Aujourd’hui, la fédé va décider du sort de Raymond Domenech. Qu’il reste à la tête des bleus (ce qui paraît le plus probable) ou qu’il soit remplacé par Deschamps, quelles en seront les conséquences ? Analysons les équipes types de notre sélectionneur inflexible et de son prétendant, avant de suggérer la notre.

Equipe type de Domenech :

On vous avait dit que c’était pas un pédé Domenech

Coupet

Clerc
Boumsong
Abidal
Squillaci

A. Diarra
Toulalan
Malouda
Ribéry
Govou

Gomis

Un 4-5-1 sécurisant, qui compte plusieurs gloires lyonnaises (Coupet, Clerc, Boumsong, Squilacci, Toulalan, Govou) que les plus grands clubs étrangers jalousent, mais aussi des ex-gloires lyonnaises (A. Diarra, Abidal, Malouda) qui sont arrivés au sommet de leur carrière et éclaboussent de toute leur classe les plus belles pelouses d’Europe. Ajoutez à cela de l’audace en attaque (Bafétimbi “One-Hit-Wonder” Gomis en pointe), avec une option pour ce vieux renard d’Henry, toujours prêt à rentrer en jeu à la 92ème minute pour faire basculer un match.
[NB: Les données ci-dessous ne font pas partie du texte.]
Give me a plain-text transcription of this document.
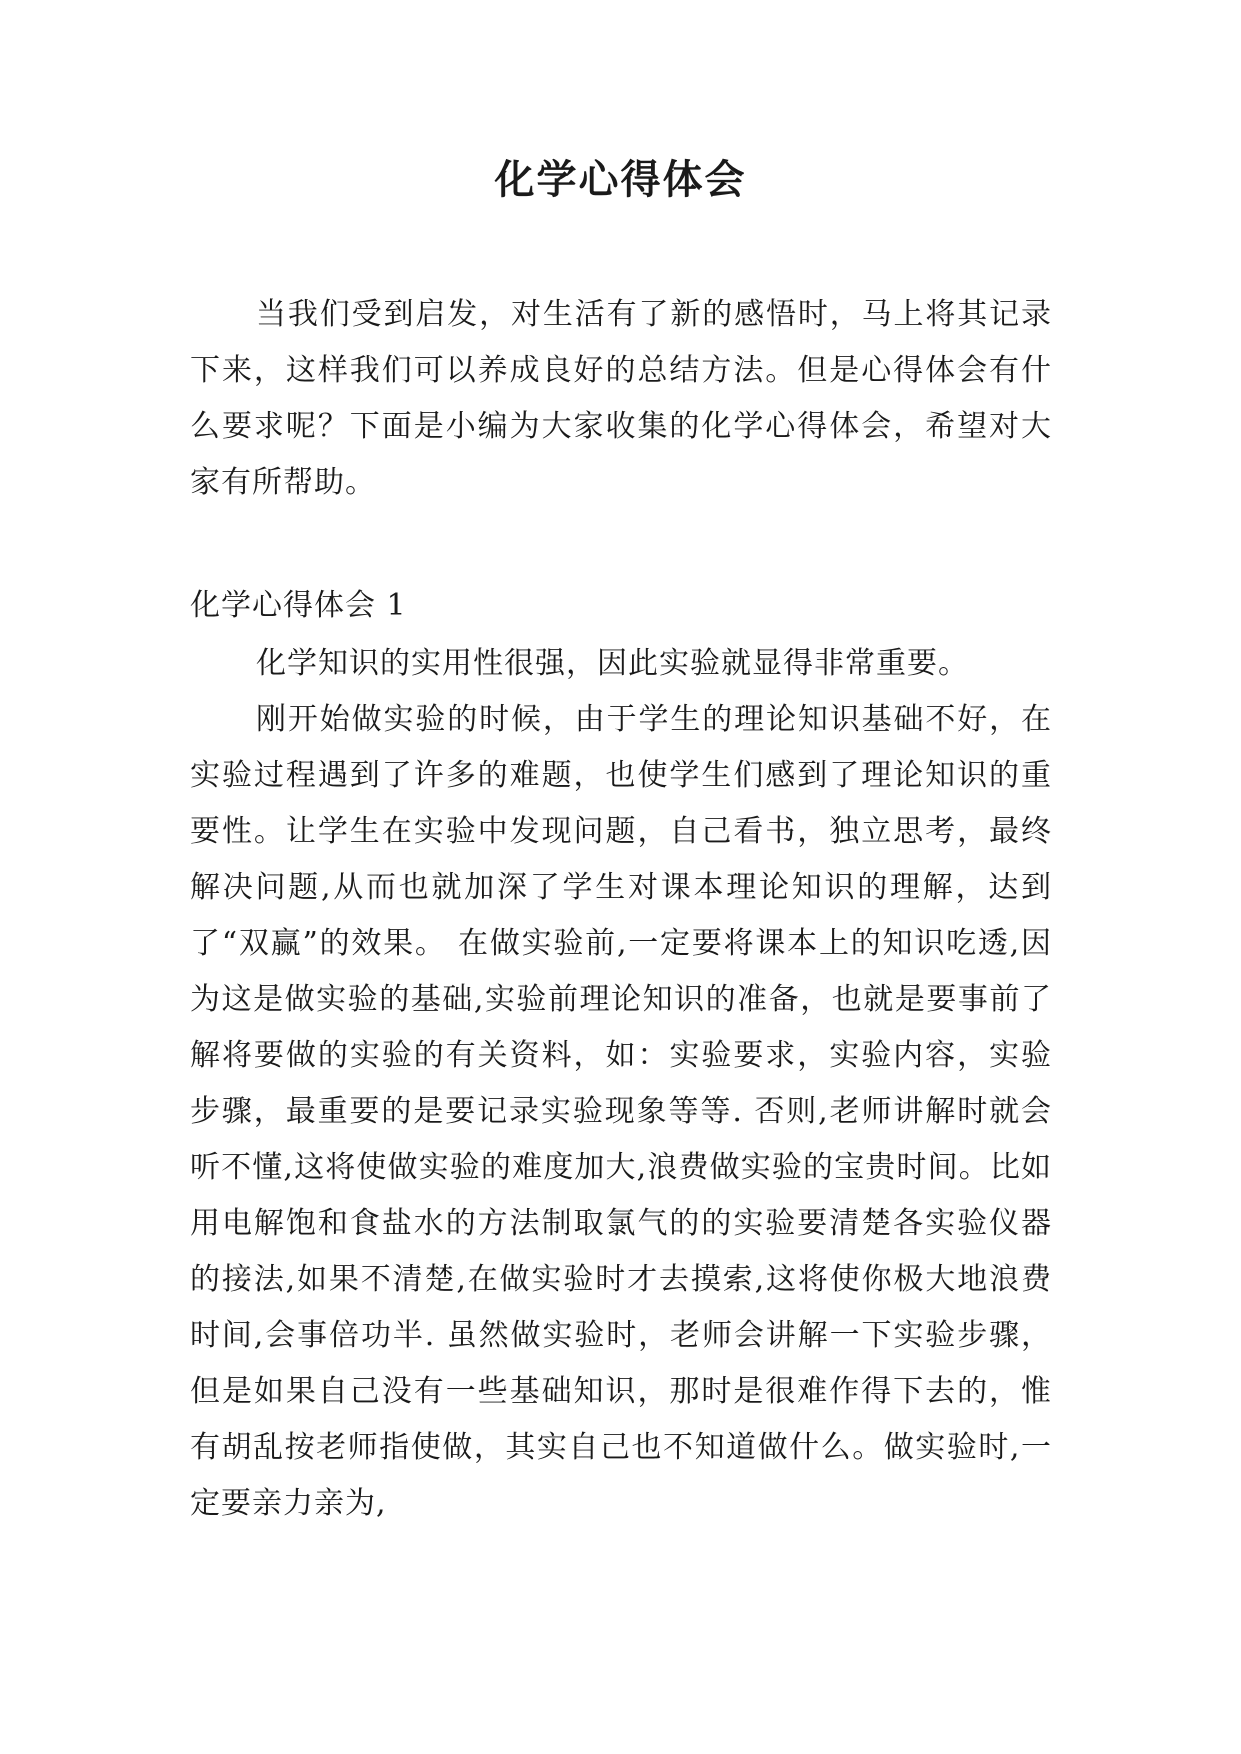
化学心得体会

当我们受到启发，对生活有了新的感悟时，马上将其记录下来，这样我们可以养成良好的总结方法。但是心得体会有什么要求呢？下面是小编为大家收集的化学心得体会，希望对大家有所帮助。

化学心得体会 1

化学知识的实用性很强，因此实验就显得非常重要。

刚开始做实验的时候，由于学生的理论知识基础不好，在实验过程遇到了许多的难题，也使学生们感到了理论知识的重要性。让学生在实验中发现问题，自己看书，独立思考，最终解决问题,从而也就加深了学生对课本理论知识的理解，达到了“双赢”的效果。 在做实验前,一定要将课本上的知识吃透,因为这是做实验的基础,实验前理论知识的准备，也就是要事前了解将要做的实验的有关资料，如：实验要求，实验内容，实验步骤，最重要的是要记录实验现象等等. 否则,老师讲解时就会听不懂,这将使做实验的难度加大,浪费做实验的宝贵时间。比如用电解饱和食盐水的方法制取氯气的的实验要清楚各实验仪器的接法,如果不清楚,在做实验时才去摸索,这将使你极大地浪费时间,会事倍功半. 虽然做实验时，老师会讲解一下实验步骤，但是如果自己没有一些基础知识，那时是很难作得下去的，惟有胡乱按老师指使做，其实自己也不知道做什么。做实验时,一定要亲力亲为,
Equipe type de Deschamps :

La pression monte pour Didier

Barthez

Thuram
Blanc
Sagnol

Makelele
Toulalan
Vieira
Micoud
Pirès

Trézéguet
Henry

Un 3-5-2 équilibré, qui allie avec subtilité la fougue de la jeunesse (Toulalan) à l’expérience des anciens (Barthez, Thuram, Blanc, Sagnol, Makelele, Vieira, Micoud, Pirès, Trézéguet, Henry). Avec en prime, le retour aux affaires de Laurent Blanc et du divin chauve pour encadrer les talents émergents (Toulalan-joue-là-comme-Deschamps) et insuffler l’esprit de France 98 aux jeunes (Toulalan). Un milieu de terrain solide et combattif (Toulalan), à l’image du sélectionneur. Rien ne semble pouvoir arrêter cette équipe, si ce n’est le temps…

Mon équipe type :

Sélectionneur :

Eric Cantona. Le seul capable d’apporter de la folie sans faire défaut d’autorité. En plus, il n’est pas du sérail. Idéal pour “poser ses couilles sur le terrain”, pour paraphraser Jérôme Rothen.

OMG…

Mandanda

Evra
Mexès
Gallas
Diarra

Toulalan
Vieira
Ben Arfa
Ribéry
Nasri

Benzema

Coupet carbonisé et à la rue (l’Atletico Madrid hésite à allonger 3 millions pour s’offrir ses services), Frey traumatisé à vie par sa boulette ukrainienne et Landreau en pleine psychothérapie de choc, la voie est toute tracée pour Mandanda pour le poste de gardien.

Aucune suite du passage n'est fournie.